Here are piddling thoughts I wrote to that group just now:
When we were discussing feeding lemons before, someone asked whether urine, rich in nitrogen, would not be mainly good for green leaf growth.
Two days ago I was delivered some tomatoes by a neighbour with advice that they were so successful because piddled around. "I encourage my visitors, but they seem shy."
Then thinking about it this morning (while diluting a small contribution of mine into a watering can) I suddenly thought: OH YES, there are lots of minerals in piddle, depends on the individual on the day.
So after administering this dilute dose to seedlings I came in and did a web search for 'analysis mineral human urine' and got lots of results, among which this most interesting and garden-practical:
very interesting blog too!
p.s. my one apprehension about this, for people in tropical environments, is regarding schistosomiasis. The biggest risk is to people working in wet rice fields, etc. But it seems a good precaution to know whose piddle is being added to the garden in the wet season in particular.
See this regarding situation in India
and this quote below is from
This disease is caused by several species of flatworms of the genus Schistosoma. About 200 million people are infected, with three times that many at risk. An estimated 200,000 people (0.1% of those infected) die every year, but many more (about 10% of infected individuals) suffer chronic damage to vital organs including the liver and kidney.

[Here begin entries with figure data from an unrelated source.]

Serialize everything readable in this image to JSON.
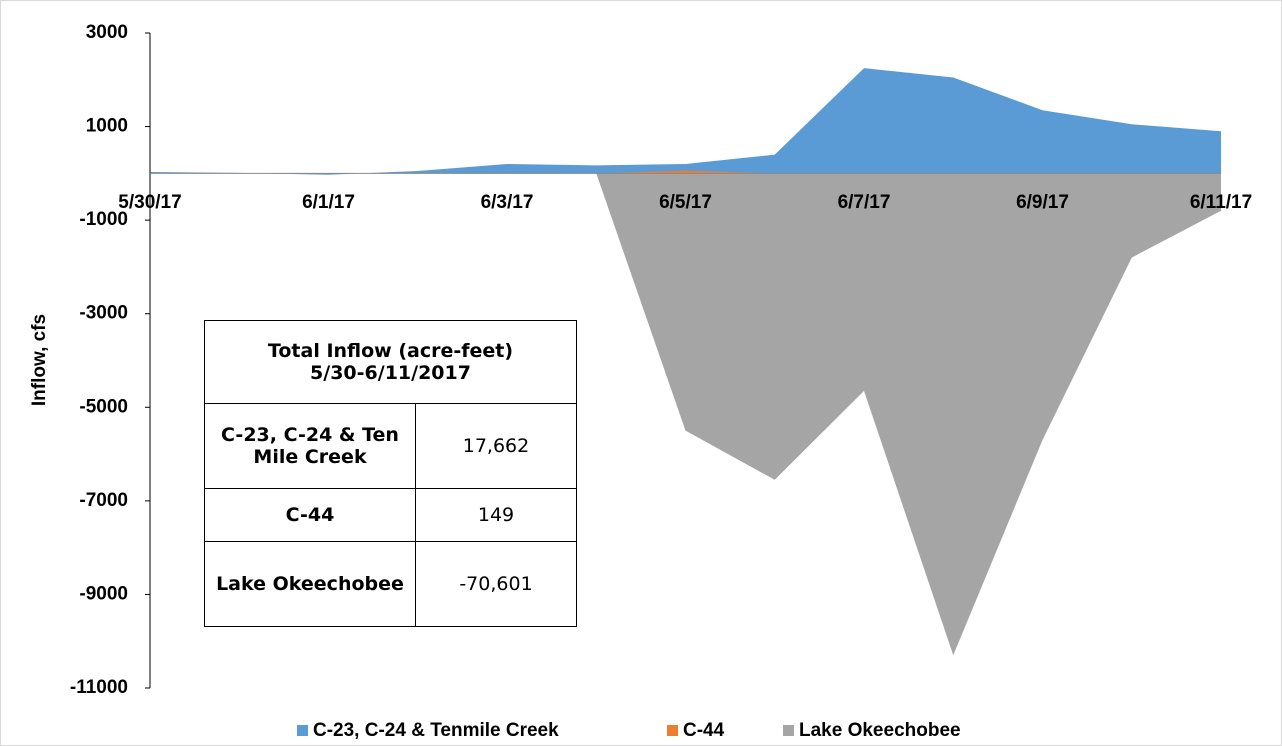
{
  "chart_data": {
    "type": "area",
    "y_label": "Inflow, cfs",
    "categories": [
      "5/30/17",
      null,
      "6/1/17",
      null,
      "6/3/17",
      null,
      "6/5/17",
      null,
      "6/7/17",
      null,
      "6/9/17",
      null,
      "6/11/17"
    ],
    "series": [
      {
        "name": "C-23, C-24 & Tenmile Creek",
        "color": "#5b9bd5",
        "values": [
          30,
          10,
          -30,
          50,
          200,
          170,
          200,
          400,
          2250,
          2050,
          1350,
          1050,
          900
        ]
      },
      {
        "name": "C-44",
        "color": "#ed7d31",
        "values": [
          0,
          0,
          0,
          0,
          0,
          0,
          60,
          0,
          0,
          0,
          0,
          0,
          0
        ]
      },
      {
        "name": "Lake Okeechobee",
        "color": "#a5a5a5",
        "values": [
          0,
          0,
          0,
          0,
          0,
          0,
          -5500,
          -6550,
          -4650,
          -10300,
          -5700,
          -1800,
          -800
        ]
      }
    ],
    "draw_order": [
      2,
      0,
      1
    ],
    "ylim": [
      -11000,
      3000
    ],
    "yticks": [
      3000,
      1000,
      -1000,
      -3000,
      -5000,
      -7000,
      -9000,
      -11000
    ]
  },
  "table": {
    "title": [
      "Total Inflow (acre-feet)",
      "5/30-6/11/2017"
    ],
    "rows": [
      [
        "C-23, C-24 & Ten Mile Creek",
        "17,662"
      ],
      [
        "C-44",
        "149"
      ],
      [
        "Lake Okeechobee",
        "-70,601"
      ]
    ]
  }
}
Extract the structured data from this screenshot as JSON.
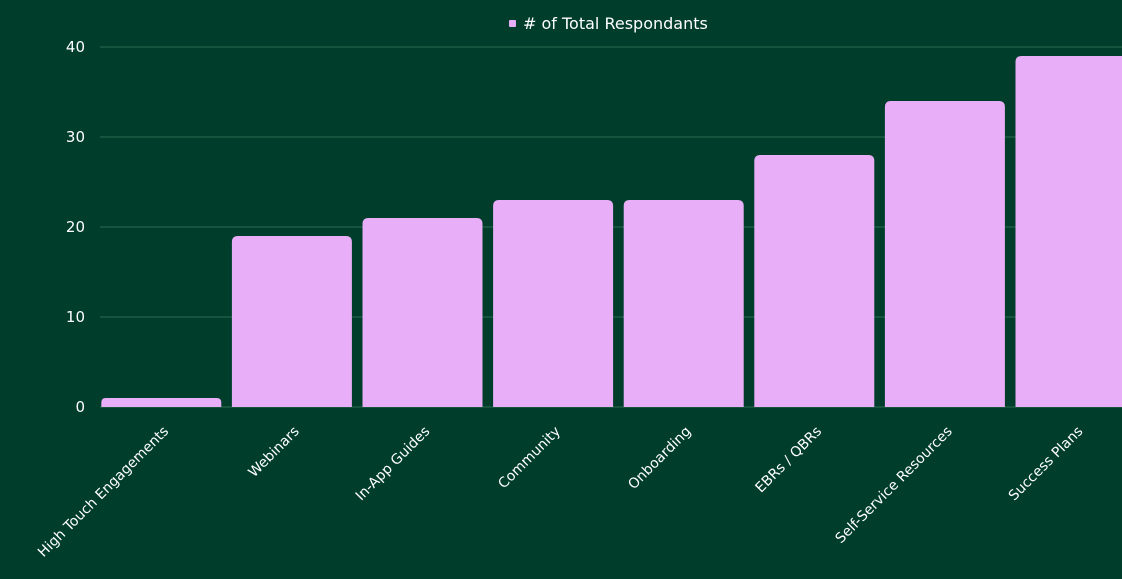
{
  "colors": {
    "background": "#003d2b",
    "bar": "#e8aef7",
    "gridline": "#2b6a52",
    "text": "#ffffff"
  },
  "chart_data": {
    "type": "bar",
    "categories": [
      "High Touch Engagements",
      "Webinars",
      "In-App Guides",
      "Community",
      "Onboarding",
      "EBRs / QBRs",
      "Self-Service Resources",
      "Success Plans"
    ],
    "series": [
      {
        "name": "# of Total Respondants",
        "values": [
          1,
          19,
          21,
          23,
          23,
          28,
          34,
          39
        ]
      }
    ],
    "yticks": [
      0,
      10,
      20,
      30,
      40
    ],
    "ylim": [
      0,
      40
    ],
    "grid": true,
    "legend_position": "top-center",
    "title": "",
    "xlabel": "",
    "ylabel": ""
  }
}
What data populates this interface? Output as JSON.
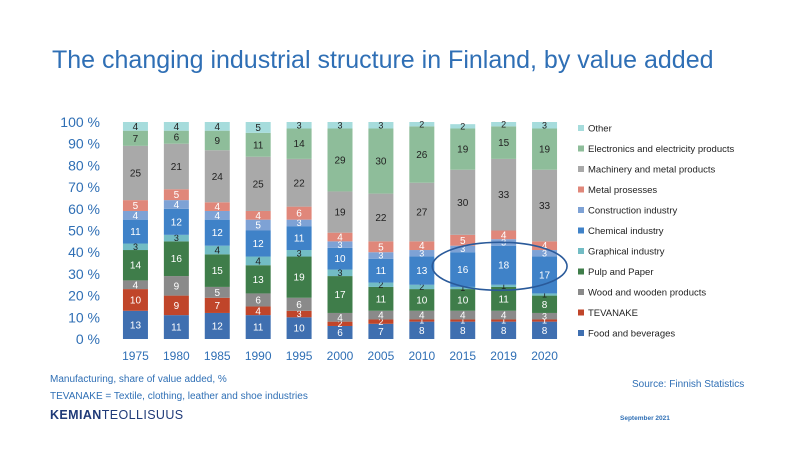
{
  "slide": {
    "title": "The changing industrial structure in Finland, by value added",
    "footnote_1": "Manufacturing, share of value added, %",
    "footnote_2": "TEVANAKE = Textile, clothing, leather and shoe industries",
    "source": "Source: Finnish Statistics",
    "logo_part1": "KEMIAN",
    "logo_part2": "TEOLLISUUS",
    "date": "September 2021"
  },
  "chart_data": {
    "type": "bar",
    "stacked": true,
    "title": "The changing industrial structure in Finland, by value added",
    "xlabel": "",
    "ylabel": "",
    "ylim": [
      0,
      100
    ],
    "yticks": [
      "0 %",
      "10 %",
      "20 %",
      "30 %",
      "40 %",
      "50 %",
      "60 %",
      "70 %",
      "80 %",
      "90 %",
      "100 %"
    ],
    "grid": false,
    "legend_position": "right",
    "highlight_ellipse_around": [
      "2015",
      "2019",
      "2020"
    ],
    "categories": [
      "1975",
      "1980",
      "1985",
      "1990",
      "1995",
      "2000",
      "2005",
      "2010",
      "2015",
      "2019",
      "2020"
    ],
    "series": [
      {
        "name": "Food and beverages",
        "color": "#3f6fb0",
        "values": [
          13,
          11,
          12,
          11,
          10,
          6,
          7,
          8,
          8,
          8,
          8
        ]
      },
      {
        "name": "TEVANAKE",
        "color": "#c0452a",
        "values": [
          10,
          9,
          7,
          4,
          3,
          2,
          2,
          1,
          1,
          1,
          1
        ]
      },
      {
        "name": "Wood and wooden products",
        "color": "#8a8a8a",
        "values": [
          4,
          9,
          5,
          6,
          6,
          4,
          4,
          4,
          4,
          4,
          3
        ]
      },
      {
        "name": "Pulp and Paper",
        "color": "#3f7d4a",
        "values": [
          14,
          16,
          15,
          13,
          19,
          17,
          11,
          10,
          10,
          11,
          8
        ]
      },
      {
        "name": "Graphical industry",
        "color": "#72bcc4",
        "values": [
          3,
          3,
          4,
          4,
          3,
          3,
          2,
          2,
          1,
          1,
          1
        ]
      },
      {
        "name": "Chemical industry",
        "color": "#3f82c8",
        "values": [
          11,
          12,
          12,
          12,
          11,
          10,
          11,
          13,
          16,
          18,
          17
        ]
      },
      {
        "name": "Construction industry",
        "color": "#7ea2d5",
        "values": [
          4,
          4,
          4,
          5,
          3,
          3,
          3,
          3,
          3,
          3,
          3
        ]
      },
      {
        "name": "Metal prosesses",
        "color": "#e0877a",
        "values": [
          5,
          5,
          4,
          4,
          6,
          4,
          5,
          4,
          5,
          4,
          4
        ]
      },
      {
        "name": "Machinery and metal products",
        "color": "#a9a9a9",
        "values": [
          25,
          21,
          24,
          25,
          22,
          19,
          22,
          27,
          30,
          33,
          33
        ]
      },
      {
        "name": "Electronics and electricity products",
        "color": "#8ebd9a",
        "values": [
          7,
          6,
          9,
          11,
          14,
          29,
          30,
          26,
          19,
          15,
          19
        ]
      },
      {
        "name": "Other",
        "color": "#a6dcdc",
        "values": [
          4,
          4,
          4,
          5,
          3,
          3,
          3,
          2,
          2,
          2,
          3
        ]
      }
    ]
  }
}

Interestingly, while this parasite's life cycle also involves an invertebrate vector, it is not transmitted through the bite of an insect, but rather develops within freshwater snails. After exiting from the snail vector, schistosome larvae swim along until they contact a human host bathing or working in the water.
They penetrate the skin, and subsequently migrate through the blood vessels until finally establishing residence in veins of the intestines or urinary bladder, depending on the parasite species. The adult male and female worms pair, mate and produce large numbers of eggs, some of which are excreted in either feces or urine and wind up in the water supply where they hatch and complete the cycle by infecting new snail hosts.
The adult worms do not cause the most common manifestations of the disease. Those eggs that are not excreted but instead become lodged in the body's tissues cause disease.
In a process known as granuloma formation, masses of cells form around the eggs in an effort to destroy them; in so doing, however, these cells initiate a process of tissue scarring (fibrosis). In those forms of the disease involving the liver and intestines, this impedes blood circulation and can cause death due to rupture of distended blood vessels. In the form involving the bladder, the extensive scarring can result in obstruction of urinary outflow.